Southern Petrochemical Industries Corporation (Spic), the flagship company of AC Muthiah group, has got shareholders? nod to convert part of its debt into equity. Hence, the company has decided to allot a minority stake to a consortium of 10 lenders led by Central Bank of India.

The board of directors has decided to allot up to 44,05,259 equity shares on preferential basis to secured lenders at a face value of Rs 10 each.
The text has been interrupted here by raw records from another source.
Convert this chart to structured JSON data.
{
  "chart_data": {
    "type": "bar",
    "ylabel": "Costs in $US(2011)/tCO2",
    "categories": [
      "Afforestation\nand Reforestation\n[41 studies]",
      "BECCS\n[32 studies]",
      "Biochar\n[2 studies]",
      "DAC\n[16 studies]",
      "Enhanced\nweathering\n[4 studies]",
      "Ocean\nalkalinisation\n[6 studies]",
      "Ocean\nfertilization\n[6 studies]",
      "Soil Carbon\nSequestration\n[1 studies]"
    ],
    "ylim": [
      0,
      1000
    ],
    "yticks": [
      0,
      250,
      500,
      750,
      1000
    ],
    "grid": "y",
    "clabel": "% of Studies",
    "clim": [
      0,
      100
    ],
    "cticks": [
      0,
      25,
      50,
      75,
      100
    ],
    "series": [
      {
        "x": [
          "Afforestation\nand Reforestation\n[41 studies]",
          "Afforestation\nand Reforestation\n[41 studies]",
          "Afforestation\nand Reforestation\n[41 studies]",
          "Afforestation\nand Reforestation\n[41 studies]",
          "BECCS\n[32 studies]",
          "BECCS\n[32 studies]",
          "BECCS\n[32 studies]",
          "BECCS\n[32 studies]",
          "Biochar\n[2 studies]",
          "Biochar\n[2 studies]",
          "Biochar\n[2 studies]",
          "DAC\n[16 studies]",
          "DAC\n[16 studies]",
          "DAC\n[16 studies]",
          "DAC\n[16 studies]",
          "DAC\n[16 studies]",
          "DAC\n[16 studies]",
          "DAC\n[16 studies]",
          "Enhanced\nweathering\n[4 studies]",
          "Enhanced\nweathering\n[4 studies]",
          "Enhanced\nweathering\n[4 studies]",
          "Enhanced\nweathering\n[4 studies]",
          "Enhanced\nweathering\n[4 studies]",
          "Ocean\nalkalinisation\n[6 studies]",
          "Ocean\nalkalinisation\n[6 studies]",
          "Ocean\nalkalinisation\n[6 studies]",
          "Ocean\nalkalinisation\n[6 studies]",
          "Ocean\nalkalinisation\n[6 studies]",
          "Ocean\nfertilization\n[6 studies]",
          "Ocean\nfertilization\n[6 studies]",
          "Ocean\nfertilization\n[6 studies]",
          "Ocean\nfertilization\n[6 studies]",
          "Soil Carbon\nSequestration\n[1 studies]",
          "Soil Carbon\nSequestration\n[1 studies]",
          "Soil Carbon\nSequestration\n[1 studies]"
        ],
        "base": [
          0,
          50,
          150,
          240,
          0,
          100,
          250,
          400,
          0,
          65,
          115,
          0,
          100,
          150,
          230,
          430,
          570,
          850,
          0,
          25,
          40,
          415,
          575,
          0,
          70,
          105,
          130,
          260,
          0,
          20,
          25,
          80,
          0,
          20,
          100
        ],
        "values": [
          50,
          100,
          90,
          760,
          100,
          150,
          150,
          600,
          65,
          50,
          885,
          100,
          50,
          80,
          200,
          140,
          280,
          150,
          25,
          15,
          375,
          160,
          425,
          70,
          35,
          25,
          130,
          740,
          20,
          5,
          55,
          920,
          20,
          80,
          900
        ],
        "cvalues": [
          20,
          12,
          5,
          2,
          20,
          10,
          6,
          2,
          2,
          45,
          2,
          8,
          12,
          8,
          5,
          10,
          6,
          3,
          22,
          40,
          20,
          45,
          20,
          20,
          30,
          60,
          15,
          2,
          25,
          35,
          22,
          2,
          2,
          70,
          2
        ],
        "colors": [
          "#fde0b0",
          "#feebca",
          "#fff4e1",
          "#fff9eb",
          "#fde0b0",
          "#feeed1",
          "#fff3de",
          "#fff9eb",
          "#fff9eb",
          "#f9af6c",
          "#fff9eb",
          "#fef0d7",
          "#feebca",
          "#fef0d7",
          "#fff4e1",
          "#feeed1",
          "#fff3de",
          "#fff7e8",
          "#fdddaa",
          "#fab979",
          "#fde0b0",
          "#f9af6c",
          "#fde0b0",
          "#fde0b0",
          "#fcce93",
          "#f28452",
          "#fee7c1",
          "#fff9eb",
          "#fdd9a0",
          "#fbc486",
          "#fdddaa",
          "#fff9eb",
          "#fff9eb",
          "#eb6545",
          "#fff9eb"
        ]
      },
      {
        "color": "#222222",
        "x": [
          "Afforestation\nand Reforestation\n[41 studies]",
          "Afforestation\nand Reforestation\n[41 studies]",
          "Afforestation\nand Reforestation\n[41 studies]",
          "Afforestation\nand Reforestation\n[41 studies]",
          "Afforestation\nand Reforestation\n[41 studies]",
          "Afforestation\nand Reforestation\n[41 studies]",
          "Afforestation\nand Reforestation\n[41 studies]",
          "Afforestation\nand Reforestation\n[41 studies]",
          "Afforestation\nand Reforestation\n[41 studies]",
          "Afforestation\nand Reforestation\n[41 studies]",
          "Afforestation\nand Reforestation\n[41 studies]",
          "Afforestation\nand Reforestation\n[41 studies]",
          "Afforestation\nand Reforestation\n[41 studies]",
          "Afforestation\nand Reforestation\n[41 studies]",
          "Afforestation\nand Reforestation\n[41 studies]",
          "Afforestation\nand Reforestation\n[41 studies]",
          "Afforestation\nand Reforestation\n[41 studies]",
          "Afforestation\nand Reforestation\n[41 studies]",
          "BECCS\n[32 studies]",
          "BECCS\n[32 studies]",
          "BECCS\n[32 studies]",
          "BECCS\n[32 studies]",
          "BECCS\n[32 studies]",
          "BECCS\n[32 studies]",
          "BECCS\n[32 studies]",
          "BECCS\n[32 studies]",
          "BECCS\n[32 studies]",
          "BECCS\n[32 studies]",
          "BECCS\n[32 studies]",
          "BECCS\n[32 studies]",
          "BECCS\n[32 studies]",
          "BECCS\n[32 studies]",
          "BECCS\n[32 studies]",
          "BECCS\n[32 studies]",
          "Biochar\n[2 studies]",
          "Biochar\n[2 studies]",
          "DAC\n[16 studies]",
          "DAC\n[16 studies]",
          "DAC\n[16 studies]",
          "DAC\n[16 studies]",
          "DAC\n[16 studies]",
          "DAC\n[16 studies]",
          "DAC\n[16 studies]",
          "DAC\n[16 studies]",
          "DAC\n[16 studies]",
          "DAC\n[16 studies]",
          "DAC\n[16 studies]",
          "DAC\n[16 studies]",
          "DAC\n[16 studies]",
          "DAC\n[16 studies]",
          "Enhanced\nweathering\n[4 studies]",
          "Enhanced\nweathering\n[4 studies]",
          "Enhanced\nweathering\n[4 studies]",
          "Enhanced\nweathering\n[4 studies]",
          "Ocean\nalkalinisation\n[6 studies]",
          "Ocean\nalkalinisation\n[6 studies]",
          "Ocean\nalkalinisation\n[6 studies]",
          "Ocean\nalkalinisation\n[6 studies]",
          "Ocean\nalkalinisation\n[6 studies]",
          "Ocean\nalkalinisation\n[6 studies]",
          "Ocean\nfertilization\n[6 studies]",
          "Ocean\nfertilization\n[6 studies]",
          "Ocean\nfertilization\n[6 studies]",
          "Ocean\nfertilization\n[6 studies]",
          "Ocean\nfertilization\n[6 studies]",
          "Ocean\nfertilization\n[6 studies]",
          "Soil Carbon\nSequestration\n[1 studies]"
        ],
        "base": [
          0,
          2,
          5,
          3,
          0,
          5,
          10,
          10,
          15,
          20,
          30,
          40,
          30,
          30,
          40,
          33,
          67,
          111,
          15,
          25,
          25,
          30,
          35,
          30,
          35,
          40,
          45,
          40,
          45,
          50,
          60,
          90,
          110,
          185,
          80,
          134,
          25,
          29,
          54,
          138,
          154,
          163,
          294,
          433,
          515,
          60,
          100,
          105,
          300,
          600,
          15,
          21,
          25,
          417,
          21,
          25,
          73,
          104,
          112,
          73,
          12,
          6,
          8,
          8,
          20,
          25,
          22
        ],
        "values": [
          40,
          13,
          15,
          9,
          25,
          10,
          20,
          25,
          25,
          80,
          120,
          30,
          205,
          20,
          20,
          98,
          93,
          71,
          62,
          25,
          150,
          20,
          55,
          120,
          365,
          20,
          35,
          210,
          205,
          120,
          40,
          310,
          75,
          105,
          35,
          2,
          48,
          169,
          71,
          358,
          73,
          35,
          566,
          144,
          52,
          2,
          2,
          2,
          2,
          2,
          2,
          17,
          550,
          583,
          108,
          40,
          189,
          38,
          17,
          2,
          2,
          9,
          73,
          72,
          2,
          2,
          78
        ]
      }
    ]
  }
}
This was done by converting company’s secured debt of Rs 8.37 crore at an issue price of Rs 19 per share, which includes a premium of Rs 9 per share. The conversion price of Rs 19 is at a discount of over 27.11% of the closing price of Spic on NSE at Rs 24.15 on Wednesday. The shares would be allotted to lenders including Central Bank of India, Canara Bank, State Bank of Patiala, Dena Bank, United Bank of India, Bank of Rajasthan, New India Assurance Company, Tamilnadu Mercantile Bank, State Bank of Hyderabad, and Bank of Baroda. The corporate debt restructuring (CDR) package, approved by the empowered group on February 24, 2010, has stipulated conversion of debt into equity by issuing fresh capital on a preferential basis to the lenders. The CDR package is sanctioned by Arcil and the main promoters, MA Chidambaram group, will pump in Rs 150 crore in the company’s equity, through their wholly-owned subsidiary Ficon Holdings, Mauritius by preferential issue.

Earlier, Asset Reconstruction Company (India) (Arcil) had converted Rs 30-crore outstanding debt of Spic it acquired from the lenders into 1.66 crore equity shares at Rs 18 per share including a premium of Rs 8 on a preferential basis. This translates into 12.72% of the total outstanding equity shares of Spic.